First, I just want to say that I briefly considered titling this post Brenna Tells a Big Fat Lie. Then I decided that wouldn’t be entirely accurate, so I changed it. (Because I am trying very hard to be truthful.)

Okay, what happens is … the lie is not so much a lie as an omission.

The Holden situation happens because I am patently incapable of showing any sort of preference or desire or vulnerability. Or it happens because I’ve watched way too much MonsterVision with Joe Bob Briggs on TNT, and not enough Meg Ryan movies. Or because something is wrong with my brain. Or because I am a closet-defeatist with a minor in self-sabotage. Or because this is just the way the world works.

Really, 18-year-old Brenna spends what grown-up Brenna would consider to be an excessive amount of time trying to figure out exactly what happened and how things got so complicated so fast. How one seemingly-inconsequential moment can set off a chain-reaction of stupidity that exhibits no signs of slowing or faltering or burning itself out.

(Grown-up Brenna says: the answer is so much simpler than you’re making it. The answer is, you are a huge weenie.)

So, Holden.

The first time I ever saw Holden in a way that made me notice him, he was standing in the background, out of focus behind #4, who propped his elbows on the top of the fence, looked at me/looked away. And even in that bright, galvanizing moment, Holden was more of a vague impression than a verifiable fact.

Now though, he is kind of hard to ignore.

Holden is interesting, because he’s the kind of person you look at and think you know, and then they say something and you figure out that you don’t know them at all. At least, that’s how it was for me. I looked at him and saw certain things, the way he laughs out loud, and how he smokes all the time, how he tells dirty jokes and war-stories about how drunk he got over the weekend.

Those things seemed like everything there was to know, but he’s much better than that. He’s friendly and reminds me of how I picture Holden Caulfield, very tall and very Irish. He has smart things to say in class and never seems to care too much about what other people think. For some reason, that always impresses me.

These are decent things to think about a person. Holden is funny and charming. He’s smart and articulate and outrageously self-confident. Little Sister Yovanoff and I have PE with him. We unilaterally agree on his excellence, mostly because he’s friendly to pretty much everyone, and if any of the rough, thuggish boys start to argue or gang up on someone, Holden’s the one who intercedes and tells them to knock it off.* Sometimes when he’s captain, he picks the unpopular kids first.

In the afternoons, he and I have a ridiculously easy elective lit class together.
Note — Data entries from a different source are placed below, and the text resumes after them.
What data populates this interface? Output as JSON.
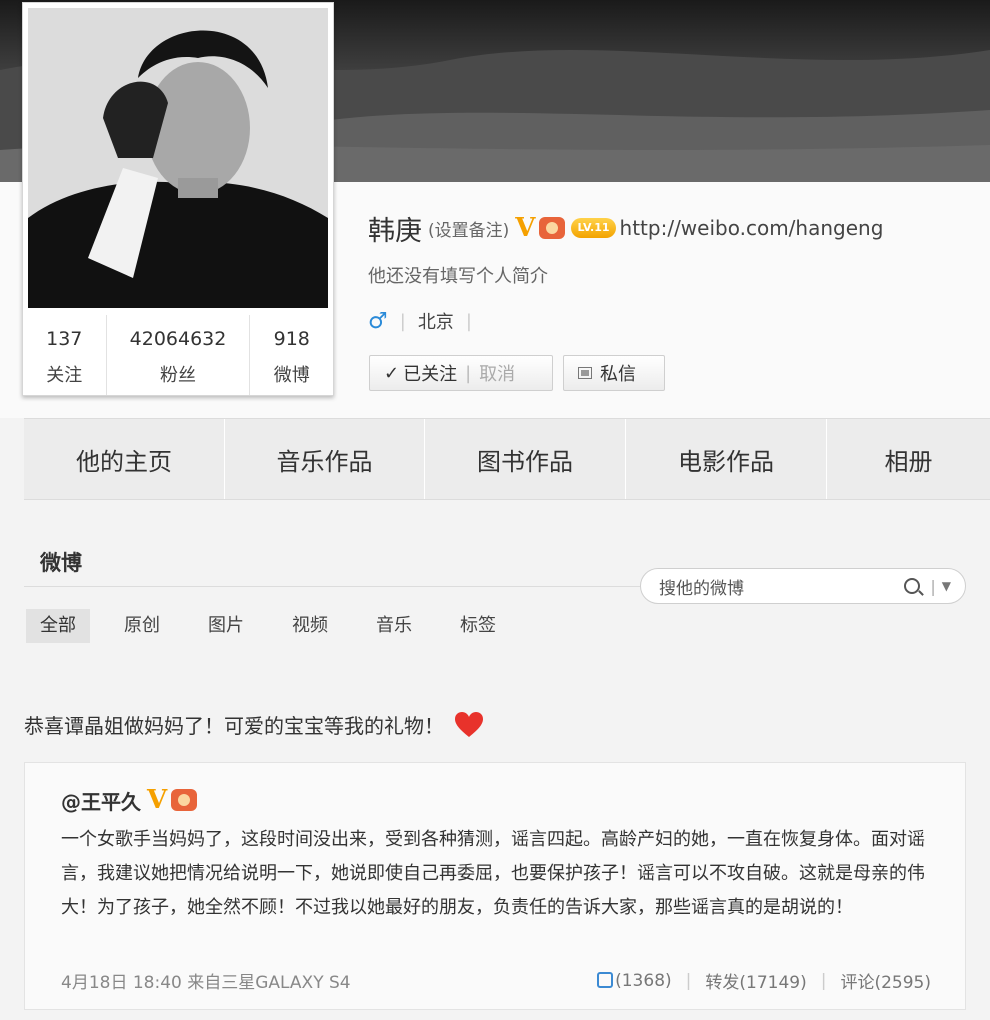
{
  "profile": {
    "name": "韩庚",
    "remark": "(设置备注)",
    "level_badge": "LV.11",
    "url": "http://weibo.com/hangeng",
    "bio": "他还没有填写个人简介",
    "gender_symbol": "♂",
    "location": "北京"
  },
  "stats": [
    {
      "num": "137",
      "label": "关注"
    },
    {
      "num": "42064632",
      "label": "粉丝"
    },
    {
      "num": "918",
      "label": "微博"
    }
  ],
  "actions": {
    "followed_label": "已关注",
    "cancel_label": "取消",
    "message_label": "私信"
  },
  "tabs": [
    "他的主页",
    "音乐作品",
    "图书作品",
    "电影作品",
    "相册"
  ],
  "feed": {
    "title": "微博",
    "search_placeholder": "搜他的微博",
    "filters": [
      "全部",
      "原创",
      "图片",
      "视频",
      "音乐",
      "标签"
    ]
  },
  "post": {
    "text": "恭喜谭晶姐做妈妈了！可爱的宝宝等我的礼物！",
    "repost": {
      "user": "@王平久",
      "body": "一个女歌手当妈妈了，这段时间没出来，受到各种猜测，谣言四起。高龄产妇的她，一直在恢复身体。面对谣言，我建议她把情况给说明一下，她说即使自己再委屈，也要保护孩子！谣言可以不攻自破。这就是母亲的伟大！为了孩子，她全然不顾！不过我以她最好的朋友，负责任的告诉大家，那些谣言真的是胡说的！",
      "time": "4月18日 18:40",
      "source": "来自三星GALAXY S4",
      "likes": "(1368)",
      "forward": "转发(17149)",
      "comment": "评论(2595)"
    }
  },
  "colors": {
    "verified": "#f5a000",
    "gender": "#2a8ad8",
    "heart": "#e8322b"
  }
}
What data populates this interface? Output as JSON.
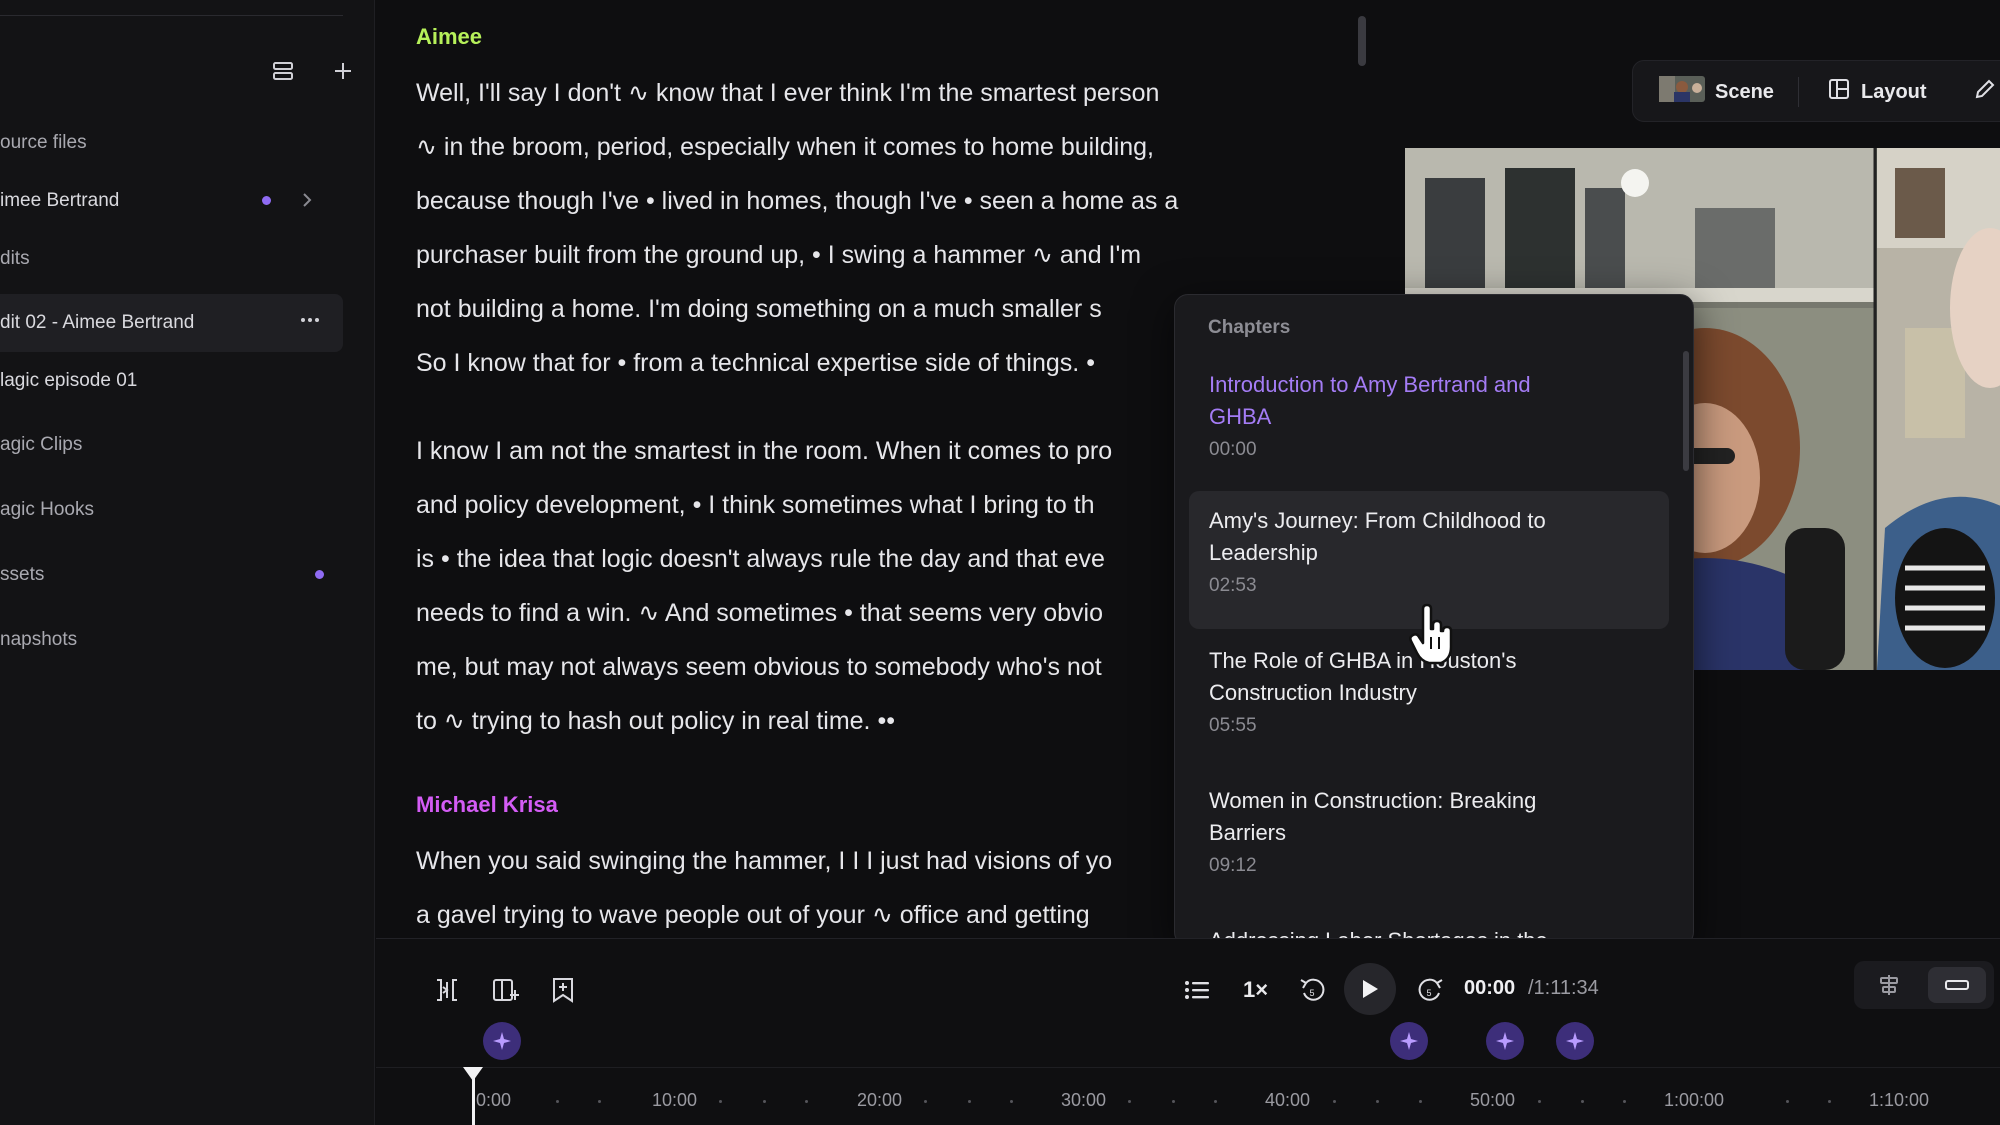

He sits across the room from me, right up near the teacher’s desk, and even if he hasn’t actually read the books (which is always), he’ll still jump in and drum up a discussion and raise interesting points and get the sophomores talking.

See? Nice things.

In addition to having a winning personality, Holden is good-looking in a broad, appealing way that everyone can agree on. Like, you could pick a girl at random and say, “Wow, Holden is pretty good-looking, right?” And they would say, “Well, yeah.”

Except for the fence incident, I never really saw him hanging out with #4 last year, but now they’re together all the time. Holden always does most of the talking—animated, leaning in, gesturing with his hands. Then #4 will say one inaudible sentence, barely changing expression, and Holden will bust up laughing.

So, I like Holden for a lot reasons. But mostly because of how much he likes #4.

Delilah is the one who actually starts the whole mess. Also, it is all my fault, because technically, I do nothing to stop her.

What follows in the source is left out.